Hi beautiful creature,
A couple of days ago, a helicopter dropped me off on Lundy Island, where we’re carrying out our winter fieldwork. This time it’s all about sparrows (and quirky mushrooms like the parrot waxcap), but it’s nice to chase something other than your main study subject from time to time 🚁.
So here I am, sitting in an old armchair in a house that once belonged to a man who not so long ago called himself the king of the island. He even put his profile on a coin and issued his own stamps. I imagine most of his subjects must have been sheep, which still greatly outnumber people on the island, but I can understand why someone would find pleasure in claiming all the beautiful views for themselves.
Today’s piece will be a letter to my future self, but I hope you’ll find it helpful too.
Do you remember how, back in school, teachers made you put your name, the date, and the title of the essay on the first page during exams? Or how they made you start every entry in your notebook in the same format?
You probably can’t recall most of those essays or lessons, but that habit can turn out to be surprisingly useful now.
Primary school essays and R scripts have a lot in common.
When writing your script, you should be both empathetic and egoistic. Think about:
a) Your future self, 10 years from now, desperately trying to recall what the project was even about.
b) Your fellow researcher, doing their best to understand what you’re trying to achieve with your code.
So, be kind to your future self and your collaborators.
There’s no definitive rule on how to start a script, but here’s how I usually do it:
Name (yours and any collaborators — always give credit where it’s due!)
Date
Title
Purpose of the script — why you bothered to write it in the first place.
Optional, but highly recommended: A list of packages used, including their versions.
I used to think that reporting package versions was an unnecessary hassle. Then one day, I finally understood why people do it. It took me three hours to figure out which version of an R package I needed to install to run my meta-analysis (I followed a tutorial), and I’m certain I don’t want to go through that process again.
This is because if someone wants to replicate your analysis, they need to know exactly what you did. You’d be surprised how vastly different results we can get when trying to replicate someone else’s work, so it’s important to minimise that risk.
If you’re lazy, you might argue that this information belongs in a README file (and don’t worry if you’re not using them yet). And yes, it should be there — but I also like to include it in the script itself. Especially if you just started your journey and maybe you don’t have a GitLab or GitHub account where you would normally upload your README files.

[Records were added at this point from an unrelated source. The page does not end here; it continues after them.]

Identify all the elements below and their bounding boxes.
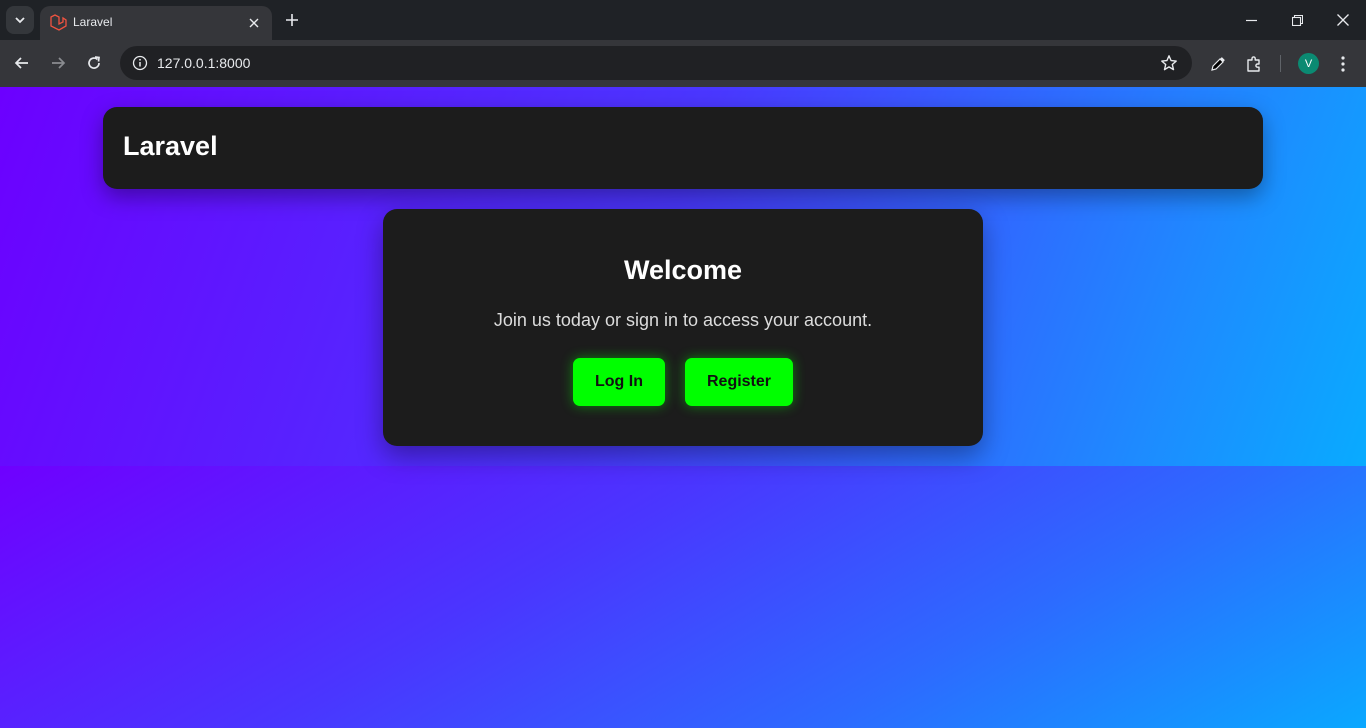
browser-tab[interactable]: Laravel xyxy=(40,6,272,40)
chevron-down-icon xyxy=(15,17,25,24)
welcome-card: Welcome Join us today or sign in to acce… xyxy=(383,209,983,446)
arrow-left-icon xyxy=(14,57,28,69)
tab-title: Laravel xyxy=(73,15,113,29)
toolbar-divider xyxy=(1280,55,1281,72)
login-button[interactable]: Log In xyxy=(573,358,665,406)
arrow-right-icon xyxy=(52,57,66,69)
forward-button[interactable] xyxy=(45,50,71,76)
browser-toolbar: 127.0.0.1:8000 V xyxy=(0,40,1366,87)
minimize-button[interactable] xyxy=(1228,4,1274,36)
close-icon xyxy=(1337,14,1349,26)
tab-strip: Laravel xyxy=(0,0,1366,40)
address-bar[interactable]: 127.0.0.1:8000 xyxy=(120,46,1192,80)
close-window-button[interactable] xyxy=(1320,4,1366,36)
minimize-icon xyxy=(1245,19,1257,21)
register-button[interactable]: Register xyxy=(685,358,793,406)
close-icon xyxy=(249,18,259,28)
puzzle-icon xyxy=(1247,56,1260,72)
extensions-button[interactable] xyxy=(1241,51,1267,77)
browser-menu-button[interactable] xyxy=(1330,51,1356,77)
profile-avatar[interactable]: V xyxy=(1298,53,1319,74)
tab-close-button[interactable] xyxy=(244,13,264,33)
eyedropper-icon xyxy=(1211,57,1225,71)
back-button[interactable] xyxy=(9,50,35,76)
info-icon xyxy=(132,55,148,71)
reload-icon xyxy=(88,56,100,69)
background-band xyxy=(0,466,1366,728)
star-icon xyxy=(1161,55,1177,71)
tab-search-button[interactable] xyxy=(6,6,34,34)
reload-button[interactable] xyxy=(81,50,107,76)
page-viewport: Laravel Welcome Join us today or sign in… xyxy=(0,87,1366,728)
restore-icon xyxy=(1291,14,1303,26)
more-vertical-icon xyxy=(1341,56,1345,72)
eyedropper-button[interactable] xyxy=(1205,51,1231,77)
site-header: Laravel xyxy=(103,107,1263,189)
laravel-icon xyxy=(50,14,67,31)
url-text: 127.0.0.1:8000 xyxy=(157,55,251,71)
new-tab-button[interactable] xyxy=(280,8,304,32)
restore-button[interactable] xyxy=(1274,4,1320,36)
welcome-subtitle: Join us today or sign in to access your … xyxy=(493,310,873,330)
welcome-heading: Welcome xyxy=(623,255,743,285)
bookmark-button[interactable] xyxy=(1158,52,1180,74)
site-info-button[interactable] xyxy=(128,51,152,75)
plus-icon xyxy=(286,14,298,26)
site-title: Laravel xyxy=(123,131,218,161)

Do you also remember your literature teacher encouraging you to walk readers through your arguments step by step until delivering the punchline? The same applies to your code. Ideally, your code would be self-explanatory. However, it’s a valuable skill to write it in a way that requires minimal comments. Even so, it’s a good idea to divide your code into smaller, clearly titled segments.
At the beginning of your journey, it’s better to over-describe than under-describe. Why? Because we tend to overestimate our (or others’) ability to recall the reasoning behind certain lines of code. Even if you’re confident about what a long, intricate bunch of functions does now, you’ll probably have to Google some of them in a month.
Here’s a simple example of the comments I leave in my scripts:
To create a comment in R (a line of text that R will ignore), simply start the line with a “#
” symbol. If you want to silence an entire block of text or code, you can select it and press ctrl + shift + C.
Finally, explore good practices for naming variables, functions, etc. A very brief but nice resource is the GitHub page with guidelines compiled by Google software engineers. You can find them here. You can also take a look at the Tidyverse style guide.
For me, the biggest takeaway is to be consistent (Yup, future-me, I’m looking at you!). If you decide to write all your variable names in lowercase and function names in uppercase, stick to it. If you format segment titles with ###
and inline comments with #
, don’t mix them up.
It might seem pedantic, but there’s an odd satisfaction in reading a well-organized script rather than a sCRiPt.
You may have some personal preferences that are different from those described on the GitHub page, but as long as you are sticking to your own rules and taking into account feedback from people who have to re-run your code, you should be fine.
Carpe diem,
Aga
When working with conda in R, all code should always be shared with the relevant conda env file, so one can reproduce the environment precisely and identically and programatically.
More sheep pictures please!